Gillian Gloyer Lib Dem
Edinburgh has a unique and diverse cultural life, with something for everyone. Liberal Democrats are determined that our wide range of cultural activities continues to meet the needs of local people and visitors. We recognise that Edinburgh’s cultural sector brings jobs and prosperity to the city but that it faces increasing competition from around the world.
At the heart of our cultural appeal are the many festivals and related events. We will seek to ensure our festivals have a stable future. I am proud to be a member of the Edinburgh Film Guild, which set up the Edinburgh Film Festival in 1947.
Filmmakers need a range of studio spaces and locations, not just a single large studio. Liberal Democrats support a hotel bed tax to contribute to stable funding for our festivals.

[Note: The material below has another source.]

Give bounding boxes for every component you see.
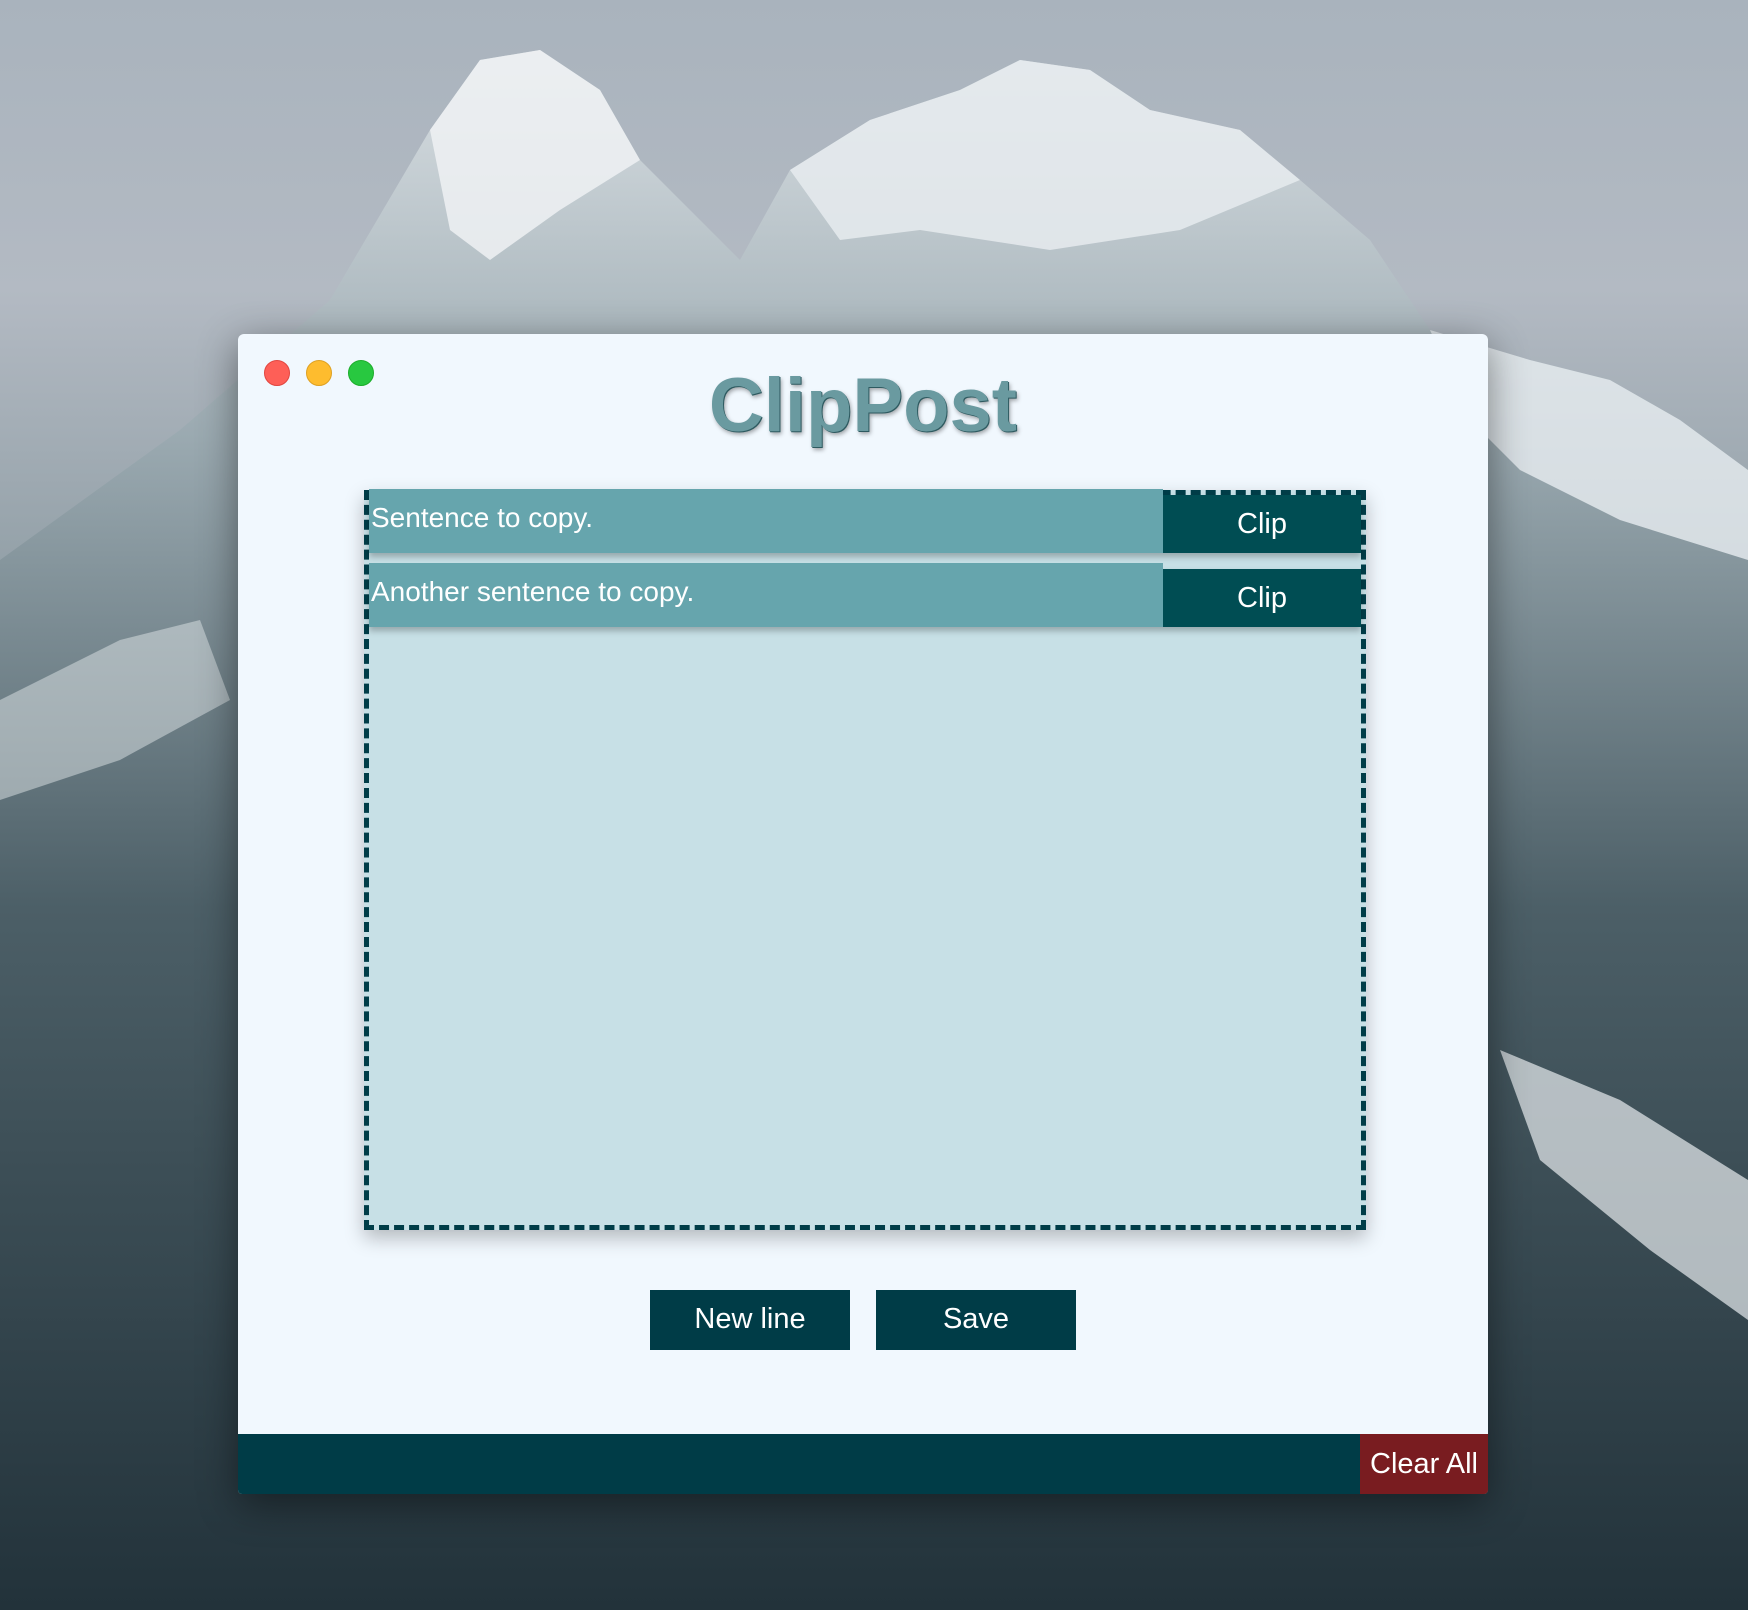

Liberal Democrats wholeheartedly support the World Heritage status of the Old and New Towns. In planning decisions, we will aim to strike a better balance between the need for economic development and our duty to protect Edinburgh’s unique beauty.
We believe that sport should be easy for all to access and will seek to get better community use of schools’ and clubs’ sports facilities.
When Liberal Democrats led the city between 2007 and 2012, we began to look at how Meadowbank could be replaced. We opposed Labour’s plans at the time to relocate the running track to the west of Edinburgh, because we believe that there should be sporting facilities for communities across the city.
Norma Austin Hart Labour
Redevelopment of Meadowbank has been a priority for the City of Edinburgh Council over the last five years. The new centre will be a state of the art sports centre for all sportsmen and women in the city. It will provide fully accessible, high quality facilities in track pitch events as well as indoor courts.
A major consultation exercise took place at the end of 2016 and the feedback is now influencing the design and development of the new stadium. The council confirmed its commitment to the project by agreeing a contribution of £7.9m at its budget meeting this year and is now working with partners to secure the remainder of the funding needed.
The new Meadowbank sports centre will be a modern, fit-for-purpose, sports facility and will meet the needs of the people of Edinburgh and will allow everyone to pursue healthy active lives. The council anticipates that the old Meadowbank will close at end of 2017 and the new one will open early 2020.
A key contributor to our city is the visitor economy. Revenue per hotel room peaked at £167 in August and the lowest point being January at £38 per room. This is why significant investment is being made in building hotels. This city has built year-round tourism across the country, with Edinburgh the launch pad for the rest of Scotland. This tourism is attracted by our festivals which have been created and funded by Edinburgh council. The festivals generate £313m for Scotland, with £280m here in Edinburgh.